The debate featured Véronique Willems, Secretary General of SMEunited, Valeria Ronzitti, Secretary General of SGI Europe, and Markus J. Beyrer, Director General of BusinessEurope — all agreeing that AI’s success depends on European cooperation and proportionate regulation.

Willems warned of a significant shortage of AI skills in Europe, limiting SMEs’ ability to innovate. “SMEs are currently moving at three speeds: those developing AI, those using AI tools, and those still finding their way around AI,” she observed. Developers face barriers to data and computing access, while users need legal certainty on data use and GDPR compliance. For newcomers, capacity building and AI literacy are the first steps. She urged policymakers to keep the “Think Small First” principle at the heart of regulation: “Reporting and compliance obligations must remain strictly proportionate so entrepreneurs can focus on growth, not bureaucracy.”

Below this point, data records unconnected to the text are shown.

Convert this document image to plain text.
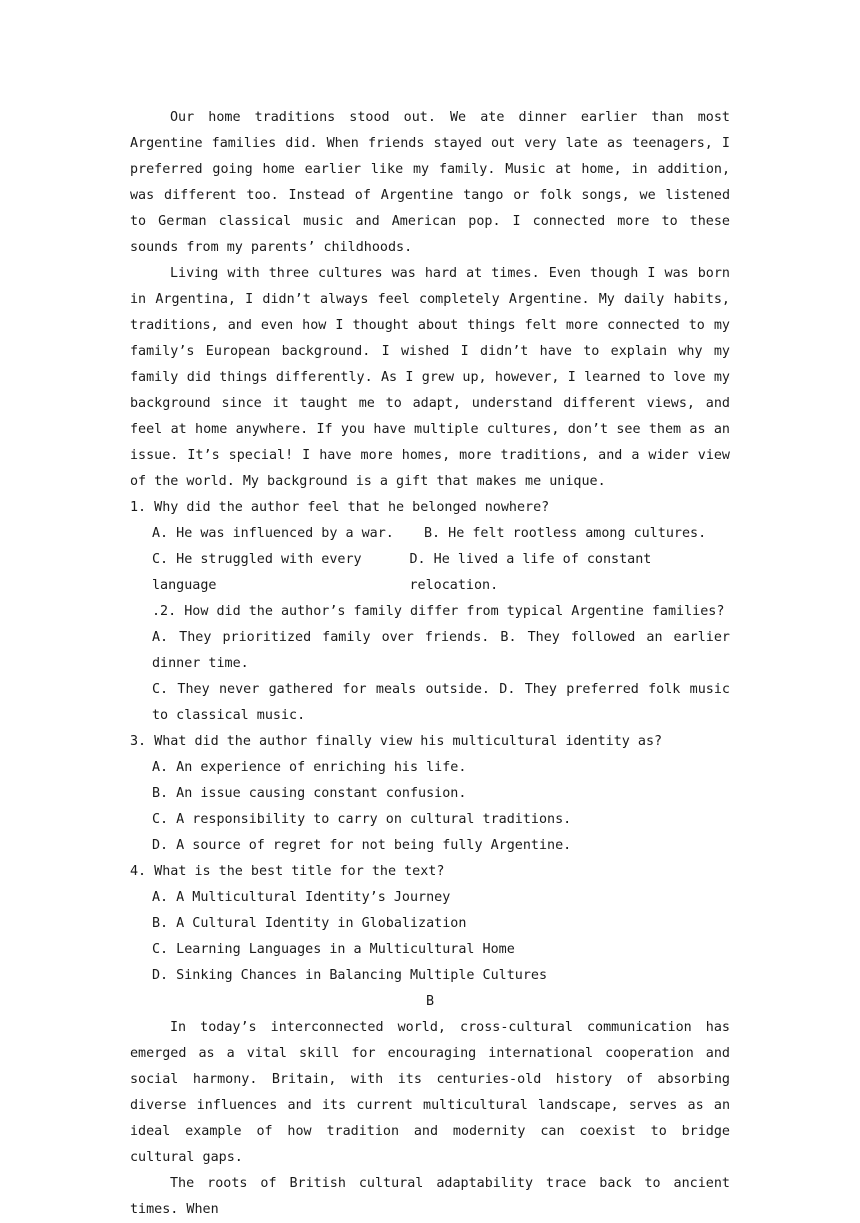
Our home traditions stood out. We ate dinner earlier than most Argentine families did. When friends stayed out very late as teenagers, I preferred going home earlier like my family. Music at home, in addition, was different too. Instead of Argentine tango or folk songs, we listened to German classical music and American pop. I connected more to these sounds from my parents’ childhoods.

Living with three cultures was hard at times. Even though I was born in Argentina, I didn’t always feel completely Argentine. My daily habits, traditions, and even how I thought about things felt more connected to my family’s European background. I wished I didn’t have to explain why my family did things differently. As I grew up, however, I learned to love my background since it taught me to adapt, understand different views, and feel at home anywhere. If you have multiple cultures, don’t see them as an issue. It’s special! I have more homes, more traditions, and a wider view of the world. My background is a gift that makes me unique.

1. Why did the author feel that he belonged nowhere?

A. He was influenced by a war.	B. He felt rootless among cultures.
C. He struggled with every language
D. He lived a life of constant relocation.

.2. How did the author’s family differ from typical Argentine families?

A. They prioritized family over friends. B. They followed an earlier dinner time.

C. They never gathered for meals outside. D. They preferred folk music to classical music.

3. What did the author finally view his multicultural identity as?

A. An experience of enriching his life.

B. An issue causing constant confusion.

C. A responsibility to carry on cultural traditions.

D. A source of regret for not being fully Argentine.

4. What is the best title for the text?

A. A Multicultural Identity’s Journey

B. A Cultural Identity in Globalization

C. Learning Languages in a Multicultural Home

D. Sinking Chances in Balancing Multiple Cultures

B

In today’s interconnected world, cross-cultural communication has emerged as a vital skill for encouraging international cooperation and social harmony. Britain, with its centuries-old history of absorbing diverse influences and its current multicultural landscape, serves as an ideal example of how tradition and modernity can coexist to bridge cultural gaps.

The roots of British cultural adaptability trace back to ancient times. When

Ronzitti showcased AI’s tangible benefits in public services — from energy and transport efficiency to water management — but warned that regulatory complexity and public mistrust still hold back progress. “We need smarter, not heavier, regulation and renewed social dialogue around these technologies,” she insisted.

Beyrer placed AI in the context of Europe’s competitiveness challenge. “We need AI to sustain our productivity and prosperity compared to other global blocs,” he said. He cautioned that fragmented or over‑restrictive regulation could slow digital transformation, urging consistency across Member States. “Simplification and better implementation are crucial if Europe wants to move from ambition to delivery.”

Parthie also called for the next Multiannual Financial Framework (2028–2034) to reflect Europe’s AI ambitions, with predictable, long-term funding for research, infrastructure and skills. “Dedicated instruments for SMEs, regional innovation clusters, and the transformation of digital innovation hubs into true AI experience centres will be essential,” she said. Strategic public procurement should also be used to reward innovation, security, and sustainability, while remaining transparent and technology-neutral.

Closing the discussion, Parthie invited all partners to build on their shared agenda. “Just as we brought competitiveness back to the EU policy debate, we can now ensure AI serves people and prosperity — not bureaucracy,” she concluded. “Together, let’s design a blueprint for European business to lead and thrive in the AI era.”